- Medical History -
I understand that the information that I have given today is correct to the best of my knowledge.
I also understand that this information will be held in the strictest confidence and it is my responsibilty
to inform this office of any changes in my medical status. I authorize the dental staff to perform any
necessary dental services that I may need durring diagnosis and treatment, with my informed consent.
Payment is due in full at the time of dental treatment
Unless prior arrangements have been approved
If this office accepts insurance, I understand that I am responsible for payment of services
rendered and also responsible for paying any co-payment and deductibles that my insurance
does not cover. I hereby authorize payment directly to the Dental Office of the group insurance
benefits otherwise payable to me. I understand that I am responsible for all costs of dental
treatment. I hereby authorize release of any information, including the diagnosis and records
of treatemnt or examination rendered, to my insurance company.
DENTAL OFFICE POLICY
"Welcome! We appreciate your confidence in choosing us for your dental needs. We are committed to provide comfortable, personable, efficient and the highest quality dental care available. If you have any questions about these important office policies, please do not hesitate to ask our friendly staff.--- Dr. Sarju B. Patel and Staff
PERSONAL INFORMATION: Please notify the front desk if there are any changes to your address, telephone number or insurance plans.
PAYMENTS: Payment is due at the time of service(s). Additionally, if you have a balance from a previous visit following an insurance payment you will be responsible for payment. As a courtesy, we verify your eligibility of benefits and file a claim to your insurance. However, it is just an estimate and is NOT A GUARANTEE of payment or coverage. All services are a sole responsiblity of the patient, regardless of insurance payment.
3rd party financing is available for treatment for those patients who desire a "payment plan". (OAC)
There is a $25.00 fee for all returned checks.
There is a 1 1/2 % per month finance charge for all accounts over 30 days.
CANCELLATIONS AND MISSED APPOINTMENTS: We require for you to notify the office at least two business days to reschedule or cancel an appointment, unless due to an emergency or valid reason. Non compliant patients will be charged a $100 fee per appointment hour. In fairness to all of our patients, we can not make exceptions to this policy. We will make every effort to remind you of your apppointment by call, text and/or email 2 days prior to your scheduled appointment. Also, please make note of your scheduled appointment time on your calendar as a self reminder.
TREATMENT PLANS: We will provide you with a written treatment plan, including the estimated costs. All charges for services provided are ultimately your responsiblity, even if our original estimate differs from the final cost. We are happy to discuss your treatment plan and fees in detail prior to treatment and answer all of your questions.
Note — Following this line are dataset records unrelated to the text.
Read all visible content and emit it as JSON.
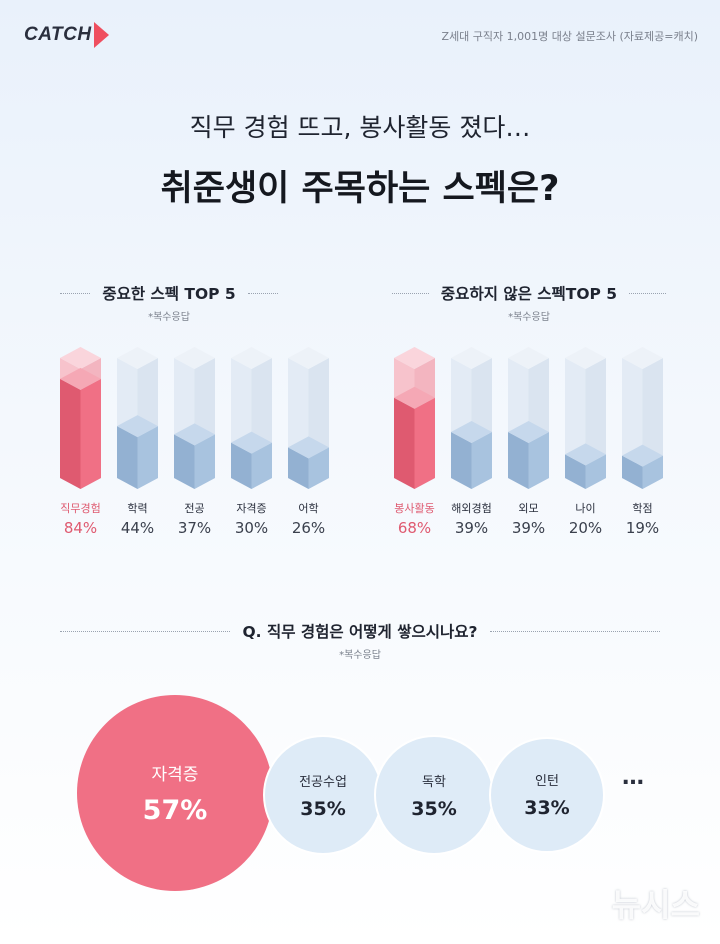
{
  "brand": "CATCH",
  "source": "Z세대 구직자 1,001명 대상 설문조사 (자료제공=캐치)",
  "title_sub": "직무 경험 뜨고, 봉사활동 졌다…",
  "title_main": "취준생이 주목하는 스펙은?",
  "watermark": "뉴시스",
  "chart_data": [
    {
      "type": "bar",
      "title": "중요한 스펙 TOP 5",
      "note": "*복수응답",
      "categories": [
        "직무경험",
        "학력",
        "전공",
        "자격증",
        "어학"
      ],
      "values": [
        84,
        44,
        37,
        30,
        26
      ],
      "value_labels": [
        "84%",
        "44%",
        "37%",
        "30%",
        "26%"
      ],
      "highlight_index": 0,
      "ylim": [
        0,
        100
      ]
    },
    {
      "type": "bar",
      "title": "중요하지 않은 스펙TOP 5",
      "note": "*복수응답",
      "categories": [
        "봉사활동",
        "해외경험",
        "외모",
        "나이",
        "학점"
      ],
      "values": [
        68,
        39,
        39,
        20,
        19
      ],
      "value_labels": [
        "68%",
        "39%",
        "39%",
        "20%",
        "19%"
      ],
      "highlight_index": 0,
      "ylim": [
        0,
        100
      ]
    },
    {
      "type": "bubble",
      "title": "Q. 직무 경험은 어떻게 쌓으시나요?",
      "note": "*복수응답",
      "categories": [
        "자격증",
        "전공수업",
        "독학",
        "인턴"
      ],
      "values": [
        57,
        35,
        35,
        33
      ],
      "value_labels": [
        "57%",
        "35%",
        "35%",
        "33%"
      ],
      "highlight_index": 0,
      "more": "…"
    }
  ],
  "colors": {
    "highlight": "#f07085",
    "highlight_dark": "#df5a70",
    "highlight_light": "#f5a8b5",
    "bar": "#a8c3df",
    "bar_dark": "#93b1d2",
    "bar_light": "#c6d8ec",
    "ghost": "#e3ebf5",
    "bubble": "#deebf7"
  }
}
DENTAL INSURANCE: We accept most PPO and one HMO dental insurance plan. Insurance is a contract between you, your employer and the Insurance Company. We do not have any influence over these arrangements. It is your responsibility to understand your insurance benefits and limitations.* Each policy is different (sometimes even for patients with the same employer). We may not know in advance what services needed or desired will or will not be covered. You may request "Treatment Pre-determination", if applicable, to determine accurate insurance coverage for treatment. If your insurance plan and/or benefits change, it is your responsibility to let the office know for a better estimate. Our written treatment estimates are based upon verbal information provided to us by your insurance company and NOT A GUARANTEE of coverage.
X-RAYS: X-Rays are one of the most important diagnostic tools used in the dental office. Our office uses a digital X-Ray sensor that minimizes radiation exposure, as much as 80-90%, compared to conventional film-based equipment. Our standard of care requires current X-Rays to check for decay, fractures, abscesses and other types of pathology in the teeth, roots and surrounding bone. We are unable to provide any dental care for patients that refuse X-Rays or provide any taken recently from another dental office. However, if you do not have any X-Rays with you, we will be glad to take the necessary X-Rays on your first visit. Based on insurance estimates and coverage, any fee of the X-Rays will be the patient's responsibility.
LOCAL ANESTHETICS/ORAL MEDICATIONS: Our office uses Local Anesthetics for most of our restorative procedures. Local Anesthetics help avoid pain and discomfort during dental procedures. Antibiotics help reduce and eliminate dental infection and Analgesics help reduce pain.
RECORDS: Your dental records are this office property. You may request a copy of your records and X-Rays by submitting a Release Form. There is a duplication fee of $10.00 for printing or mailing your records.